Killymuck, Kat Woods' play which premiered this week at the MAC, is horribly topical.
It opens with an audio clip of Margaret Thatcher in 1979 observing that many of Britain's cities looked as if they were "under siege".
We hear our narrator-heroine Niamh being born, a child of austerity. Then we're introduced to the world of the supposedly undeserving underclass, the benefits families. The observational comedy here is sharp, with better off families boasting fridge freezers full of goodies like oven chips. The fictional estate seems real, alive but full of bad dreams. In fact, Niamh and sister Roisin think the whole place may be hexed. We hear the litany of problems afflicting families backed by clever sound effects.
"I don't know where I fit," Niamh says despairingly. That's because her father, an alcoholic, was originally middle-class but has slipped down the social scale.
What is fascinating is the way Ms Woods segues from Killymuck to a series of political mini-lectures about the way money and class affect children's future. The lights come back on for these ideological, well delivered passages (illuminating this reviewer's notebook and biro). We easily return, though, to Woods' imagined funny, sad and realistically foul-mouthed world. The f-word hasn't been deployed so effectively since Gary Mitchell wrote Trust.

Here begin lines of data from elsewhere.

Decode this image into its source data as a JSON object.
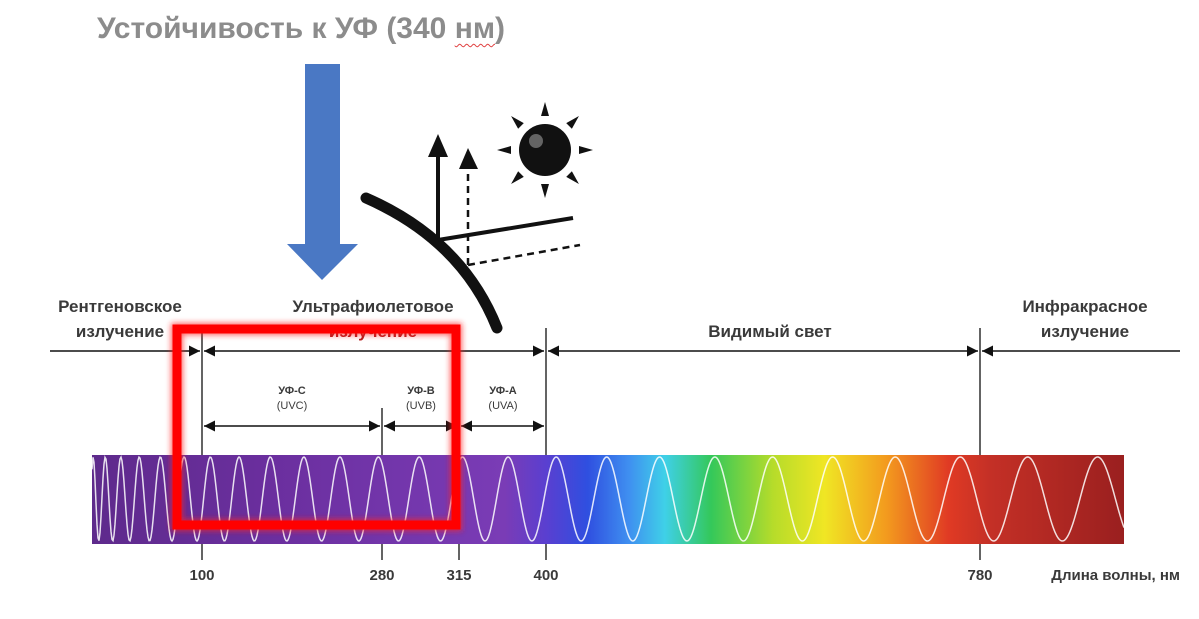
{
  "title": {
    "prefix": "Устойчивость к УФ (340 ",
    "unit": "нм",
    "suffix": ")"
  },
  "regions": {
    "xray_line1": "Рентгеновское",
    "xray_line2": "излучение",
    "uv_line1": "Ультрафиолетовое",
    "uv_line2": "излучение",
    "visible": "Видимый свет",
    "ir_line1": "Инфракрасное",
    "ir_line2": "излучение"
  },
  "uv_bands": [
    {
      "line1": "УФ-С",
      "line2": "(UVC)"
    },
    {
      "line1": "УФ-В",
      "line2": "(UVB)"
    },
    {
      "line1": "УФ-А",
      "line2": "(UVA)"
    }
  ],
  "ticks": [
    "100",
    "280",
    "315",
    "400",
    "780"
  ],
  "axis_label": "Длина волны, нм",
  "colors": {
    "title": "#8c8c8c",
    "pointer_arrow": "#4a78c4",
    "highlight_box": "#ff0000",
    "uv_band": "#6f2ca0",
    "ir_band": "#9a1f1f"
  },
  "icons": [
    "down-arrow-icon",
    "sun-icon",
    "reflection-icon"
  ]
}
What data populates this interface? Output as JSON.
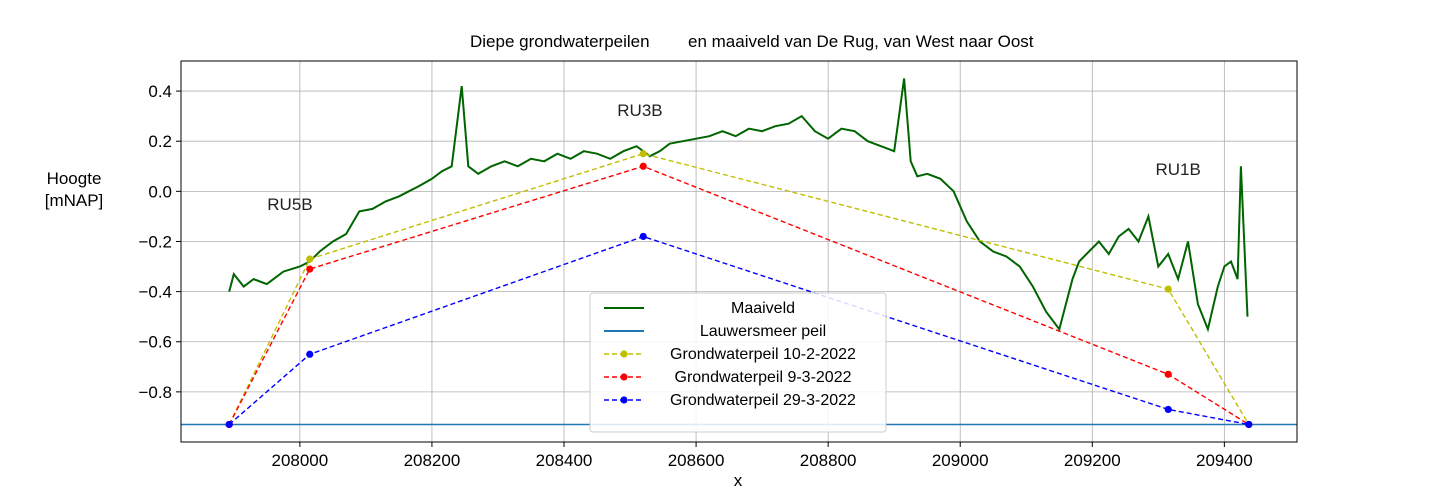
{
  "chart_data": {
    "type": "line",
    "title_part1": "Diepe grondwaterpeilen",
    "title_part2": "en maaiveld van De Rug, van West naar Oost",
    "xlabel": "x",
    "ylabel_line1": "Hoogte",
    "ylabel_line2": "[mNAP]",
    "xlim": [
      207820,
      209510
    ],
    "ylim": [
      -1.0,
      0.52
    ],
    "xticks": [
      208000,
      208200,
      208400,
      208600,
      208800,
      209000,
      209200,
      209400
    ],
    "xtick_labels": [
      "208000",
      "208200",
      "208400",
      "208600",
      "208800",
      "209000",
      "209200",
      "209400"
    ],
    "yticks": [
      -0.8,
      -0.6,
      -0.4,
      -0.2,
      0.0,
      0.2,
      0.4
    ],
    "ytick_labels": [
      "−0.8",
      "−0.6",
      "−0.4",
      "−0.2",
      "0.0",
      "0.2",
      "0.4"
    ],
    "grid": true,
    "legend_position": "bottom-center",
    "annotations": [
      {
        "text": "RU5B",
        "x": 207985,
        "y": -0.075
      },
      {
        "text": "RU3B",
        "x": 208515,
        "y": 0.3
      },
      {
        "text": "RU1B",
        "x": 209330,
        "y": 0.065
      }
    ],
    "series": [
      {
        "name": "Maaiveld",
        "color": "#006400",
        "style": "solid",
        "x": [
          207893,
          207900,
          207915,
          207930,
          207950,
          207975,
          208000,
          208015,
          208030,
          208050,
          208070,
          208090,
          208110,
          208130,
          208150,
          208165,
          208180,
          208200,
          208215,
          208230,
          208245,
          208255,
          208270,
          208290,
          208310,
          208330,
          208350,
          208370,
          208390,
          208410,
          208430,
          208450,
          208470,
          208490,
          208510,
          208530,
          208545,
          208560,
          208580,
          208600,
          208620,
          208640,
          208660,
          208680,
          208700,
          208720,
          208740,
          208760,
          208780,
          208800,
          208820,
          208840,
          208860,
          208880,
          208900,
          208915,
          208925,
          208935,
          208950,
          208970,
          208990,
          209010,
          209030,
          209050,
          209070,
          209090,
          209110,
          209130,
          209150,
          209160,
          209170,
          209180,
          209195,
          209210,
          209225,
          209240,
          209255,
          209270,
          209285,
          209300,
          209315,
          209330,
          209345,
          209360,
          209375,
          209390,
          209400,
          209410,
          209420,
          209425,
          209430,
          209435
        ],
        "y": [
          -0.4,
          -0.33,
          -0.38,
          -0.35,
          -0.37,
          -0.32,
          -0.3,
          -0.28,
          -0.24,
          -0.2,
          -0.17,
          -0.08,
          -0.07,
          -0.04,
          -0.02,
          0.0,
          0.02,
          0.05,
          0.08,
          0.1,
          0.42,
          0.1,
          0.07,
          0.1,
          0.12,
          0.1,
          0.13,
          0.12,
          0.15,
          0.13,
          0.16,
          0.15,
          0.13,
          0.16,
          0.18,
          0.14,
          0.16,
          0.19,
          0.2,
          0.21,
          0.22,
          0.24,
          0.22,
          0.25,
          0.24,
          0.26,
          0.27,
          0.3,
          0.24,
          0.21,
          0.25,
          0.24,
          0.2,
          0.18,
          0.16,
          0.45,
          0.12,
          0.06,
          0.07,
          0.05,
          0.0,
          -0.12,
          -0.2,
          -0.24,
          -0.26,
          -0.3,
          -0.38,
          -0.48,
          -0.55,
          -0.45,
          -0.35,
          -0.28,
          -0.24,
          -0.2,
          -0.25,
          -0.18,
          -0.15,
          -0.2,
          -0.1,
          -0.3,
          -0.25,
          -0.35,
          -0.2,
          -0.45,
          -0.55,
          -0.38,
          -0.3,
          -0.28,
          -0.35,
          0.1,
          -0.2,
          -0.5
        ]
      },
      {
        "name": "Lauwersmeer peil",
        "color": "#1f77b4",
        "style": "solid",
        "x": [
          207820,
          209510
        ],
        "y": [
          -0.93,
          -0.93
        ]
      },
      {
        "name": "Grondwaterpeil 10-2-2022",
        "color": "#bfbf00",
        "style": "dashed",
        "x": [
          207893,
          208015,
          208520,
          209315,
          209437
        ],
        "y": [
          -0.93,
          -0.27,
          0.15,
          -0.39,
          -0.93
        ]
      },
      {
        "name": "Grondwaterpeil 9-3-2022",
        "color": "#ff0000",
        "style": "dashed",
        "x": [
          207893,
          208015,
          208520,
          209315,
          209437
        ],
        "y": [
          -0.93,
          -0.31,
          0.1,
          -0.73,
          -0.93
        ]
      },
      {
        "name": "Grondwaterpeil 29-3-2022",
        "color": "#0000ff",
        "style": "dashed",
        "x": [
          207893,
          208015,
          208520,
          209315,
          209437
        ],
        "y": [
          -0.93,
          -0.65,
          -0.18,
          -0.87,
          -0.93
        ]
      }
    ]
  }
}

The method is Brechtian and it's a tribute to Woods' play writing ability that we move in and out of the fourth wall easily. Niamh later backs up the argument about deprivation by noting that at her school Irish was only taught in private lessons to the well off kids. "Did they think we wouldn't notice?" she asks with a moving expression. She's an actor with a wonderfully mobile face that registers fleeting emotions.
The statistics and research she quotes are chilling. At the end she asks the voters watching to grill politicians at the next election. Ask for equity, not equality, is her rallying cry. We got sketches on a white board to bear out the point that inequity at the start creates inequality at the finish. "Find out what programmes they have", she says with passion.
But Killymuck is not just a party political piece and contains real humanity. Niamh's account of flunking her 11-plus is deeply felt.
There are some lyrical passages too in Niamh's story of growing up in a dysfunctional set-up and being called Horsehead by the teenage boys. She rhapsodizes about the flowers and rockery in next door's garden, owned by the neighbourhood prostitute Sharon. Babysitting her kids, she discovers a pornographic video in a very funny scene. The children wake up and glimpse the risque material. Niamh says she'd never seen her mother so angry with her afterwards. Next Sunday it's obligatory Mass. The poignant passages, including the horrific tale of nice babysitter Nicola who died after being unable to deal with an unwanted pregnancy, work superbly.
Finally, though, it's all about the daddy, an early Father's Day tribute. Having escaped the estate via education and teachers who spotted her potential, Niamh learns her abusive, drunk, yet ultimately loved father has been stabbed to death. Her grief is real and moving and palpable. Unsurprisingly, Ms Woods performance has been shortlisted for the Filipa Braganca acting award.